As shown above, the decline in Labor’s vote began before one-vote one-value boundaries. Some of this was a consequence of the move away from constructing remote mining towns, most new mines developed on the basis of a fly-in fly-out workforce. Kalgoorlie began to host many fly-in fly-out workers, a workforce that showed less loyalty to Labor than workers in the old unionised mining towns.
There were also memories of the Hawke government ending the special tax status of gold mining, ending a legacy from the days when the gold price was fixed as the basis of the international currency exchange rate system.
Where once Labor used to win Kalgoorlie on first preference votes, by 2013 Labor had slipped behind both the Liberal and National parties.
The rise of the National Party in mining regions was one of the surprise consequences of one-vote one-value boundaries, the Nationals spreading their wings beyond the state’s wheatbelt in an attempt to stay relevant.

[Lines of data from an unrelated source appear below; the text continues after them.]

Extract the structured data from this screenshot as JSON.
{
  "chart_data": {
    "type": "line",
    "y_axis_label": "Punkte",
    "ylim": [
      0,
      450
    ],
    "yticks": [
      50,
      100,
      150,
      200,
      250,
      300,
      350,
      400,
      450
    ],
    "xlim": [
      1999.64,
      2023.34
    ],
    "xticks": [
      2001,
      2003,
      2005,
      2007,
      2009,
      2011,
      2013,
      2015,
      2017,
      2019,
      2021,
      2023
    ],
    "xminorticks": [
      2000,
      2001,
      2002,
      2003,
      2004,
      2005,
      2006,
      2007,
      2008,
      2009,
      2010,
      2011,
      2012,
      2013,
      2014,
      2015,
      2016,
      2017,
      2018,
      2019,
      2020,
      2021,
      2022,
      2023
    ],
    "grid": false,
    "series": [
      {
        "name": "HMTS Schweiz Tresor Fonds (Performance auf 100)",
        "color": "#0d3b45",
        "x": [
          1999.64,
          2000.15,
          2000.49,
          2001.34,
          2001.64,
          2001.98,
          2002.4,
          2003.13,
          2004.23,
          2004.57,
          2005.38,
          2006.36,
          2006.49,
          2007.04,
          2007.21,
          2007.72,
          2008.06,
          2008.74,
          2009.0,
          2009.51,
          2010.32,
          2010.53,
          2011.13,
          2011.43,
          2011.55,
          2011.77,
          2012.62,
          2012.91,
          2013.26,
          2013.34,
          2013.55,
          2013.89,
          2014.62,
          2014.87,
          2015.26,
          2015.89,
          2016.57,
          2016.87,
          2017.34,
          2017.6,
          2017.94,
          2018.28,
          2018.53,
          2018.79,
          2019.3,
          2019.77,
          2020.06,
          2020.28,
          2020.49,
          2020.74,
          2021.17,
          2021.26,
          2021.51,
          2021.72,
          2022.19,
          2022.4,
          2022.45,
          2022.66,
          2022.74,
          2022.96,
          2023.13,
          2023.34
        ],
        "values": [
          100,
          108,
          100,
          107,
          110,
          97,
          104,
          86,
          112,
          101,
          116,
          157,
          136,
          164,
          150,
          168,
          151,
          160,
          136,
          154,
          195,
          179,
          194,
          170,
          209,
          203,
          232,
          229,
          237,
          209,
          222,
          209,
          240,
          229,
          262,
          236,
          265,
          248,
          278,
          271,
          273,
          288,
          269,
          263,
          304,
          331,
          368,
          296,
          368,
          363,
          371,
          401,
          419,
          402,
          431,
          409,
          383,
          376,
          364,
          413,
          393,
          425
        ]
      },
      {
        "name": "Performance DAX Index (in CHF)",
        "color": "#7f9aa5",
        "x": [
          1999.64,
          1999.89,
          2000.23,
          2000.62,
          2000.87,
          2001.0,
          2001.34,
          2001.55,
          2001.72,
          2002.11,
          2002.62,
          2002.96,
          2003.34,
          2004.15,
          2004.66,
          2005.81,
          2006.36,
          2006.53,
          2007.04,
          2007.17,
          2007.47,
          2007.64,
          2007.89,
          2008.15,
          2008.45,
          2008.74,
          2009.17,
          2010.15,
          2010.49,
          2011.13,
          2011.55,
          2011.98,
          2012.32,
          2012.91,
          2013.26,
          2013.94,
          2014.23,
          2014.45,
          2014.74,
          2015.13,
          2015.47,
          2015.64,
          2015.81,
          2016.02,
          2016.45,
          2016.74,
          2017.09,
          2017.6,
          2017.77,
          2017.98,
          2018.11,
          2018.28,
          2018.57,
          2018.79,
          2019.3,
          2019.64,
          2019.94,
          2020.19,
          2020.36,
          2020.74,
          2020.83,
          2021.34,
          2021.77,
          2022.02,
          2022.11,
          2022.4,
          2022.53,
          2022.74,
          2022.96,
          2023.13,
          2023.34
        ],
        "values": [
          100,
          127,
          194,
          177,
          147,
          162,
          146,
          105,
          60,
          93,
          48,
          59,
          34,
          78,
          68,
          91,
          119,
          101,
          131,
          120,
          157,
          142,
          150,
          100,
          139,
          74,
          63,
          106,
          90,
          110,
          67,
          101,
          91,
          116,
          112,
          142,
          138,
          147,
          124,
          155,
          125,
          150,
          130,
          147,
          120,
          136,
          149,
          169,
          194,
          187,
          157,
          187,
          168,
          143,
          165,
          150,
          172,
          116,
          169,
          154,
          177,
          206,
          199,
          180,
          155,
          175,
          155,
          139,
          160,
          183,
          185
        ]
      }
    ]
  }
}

The National Party’s insistence on its royalties for regions program after 2008 helped the party win O’Connor at the 2010 Federal election, and win Kalgoorlie in 2013.
A vigorous campaign by mining groups against the National’s proposal to increase legacy mining royalties may have played a part in the Liberals winning in 2017. But given how Kalgoorlie has chopped and changed party in the last two decades, new Liberal MP Kyran O’Donnell won’t be able to rest on his laurels in 2021.
In 2017 the Liberals polled 28.0% to Labor 26.1% and National 24.4%. Had the Nationals finished second, they probably would have won on preferences. As has been the case in recent years, who wins Kalgoorlie could be decided by who finishes third.
I think mining seats in general are confused as to who represents them and for good reason, they are volatile industries with socially conservative voters who are also working class and so none of the major parties seem to really represent them.